Due fratelli sono stati arrestati e posti ai domiciliari dai carabinieri della Compagnia di Paola (Cosenza) nell’ambito di un’operazione contro il caporalato. Sono accusati di intermediazione illecita e sfruttamento del lavoro, aggravati dalla discriminazione razziale.
Da quanto accertato i due fratelli facevano lavorare in nero nella loro azienda agricola migranti africani oltre a romeni e indiani e la paga variava in base al colore della pelle. I “bianchi”, infatti, prendevano 10 euro in più degli altri, 35 euro contro 25 al giorno: “paghe” comunque da fame.
I provvedimenti restrittivi sono stati disposti dal gip del Tribunale di Paola Maria Grazia Elia su richiesta della Procura della Repubblica nell’ambito di un’inchiesta sullo sfruttamento dei rifugiati ospitati nei centri di accoglienza. Ai due fratelli, di 48 e 41 anni, è stata anche sequestrata l’azienda e altri beni per un valore di due milioni circa.

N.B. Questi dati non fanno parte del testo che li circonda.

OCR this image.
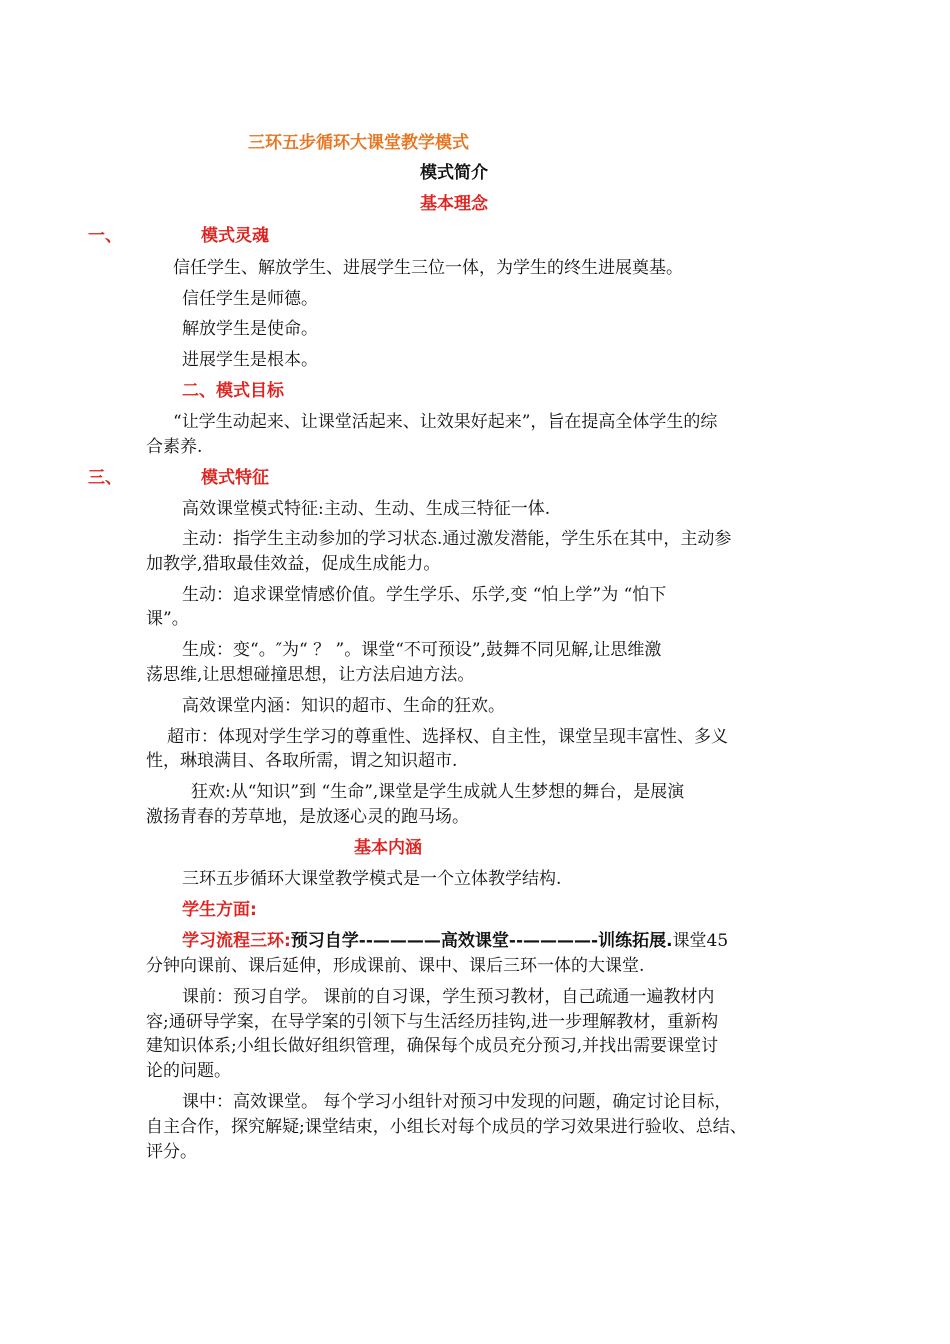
三环五步循环大课堂教学模式
模式简介
基本理念
一、	模式灵魂
信任学生、解放学生、进展学生三位一体，为学生的终生进展奠基。
信任学生是师德。
解放学生是使命。
进展学生是根本。
二、模式目标
“让学生动起来、让课堂活起来、让效果好起来”，旨在提高全体学生的综
合素养.
三、	模式特征
高效课堂模式特征:主动、生动、生成三特征一体.
主动：指学生主动参加的学习状态.通过激发潜能，学生乐在其中，主动参
加教学,猎取最佳效益，促成生成能力。
生动：追求课堂情感价值。学生学乐、乐学,变 “怕上学”为 “怕下
课”。
生成：变“。″为“ ？ ”。课堂“不可预设”,鼓舞不同见解,让思维激
荡思维,让思想碰撞思想，让方法启迪方法。
高效课堂内涵：知识的超市、生命的狂欢。
超市：体现对学生学习的尊重性、选择权、自主性，课堂呈现丰富性、多义
性，琳琅满目、各取所需，谓之知识超市.
狂欢:从“知识”到 “生命”,课堂是学生成就人生梦想的舞台，是展演
激扬青春的芳草地，是放逐心灵的跑马场。
基本内涵
三环五步循环大课堂教学模式是一个立体教学结构.
学生方面:
学习流程三环:预习自学--————高效课堂--————-训练拓展.课堂45
分钟向课前、课后延伸，形成课前、课中、课后三环一体的大课堂.
课前：预习自学。 课前的自习课，学生预习教材，自己疏通一遍教材内
容;通研导学案，在导学案的引领下与生活经历挂钩,进一步理解教材，重新构
建知识体系;小组长做好组织管理，确保每个成员充分预习,并找出需要课堂讨
论的问题。
课中：高效课堂。 每个学习小组针对预习中发现的问题，确定讨论目标，
自主合作，探究解疑;课堂结束，小组长对每个成员的学习效果进行验收、总结、
评分。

Le indagini, condotte dai carabinieri della Stazione di Amantea sotto la direzione del pm Anna Chiara Fasano e il coordinamento del procuratore di Paola Pierpaolo Bruni, hanno permesso di accertare che i rifugiati, principalmente provenienti dal Nigeria, Gambia, Senegal e Guinea Bissau, venivano solitamente prelevati in una strada parallela del centro di accoglienza “Ninfa Marina” e portati a lavorare nell’azienda agricola dei due fratelli arrestati. I rifugiati africani si trovavano a lavorare nei campi assieme ad altri lavoratori in nero provenienti principalmente dalla Romania e dall’India, ma la paga variava in base al colore della pelle.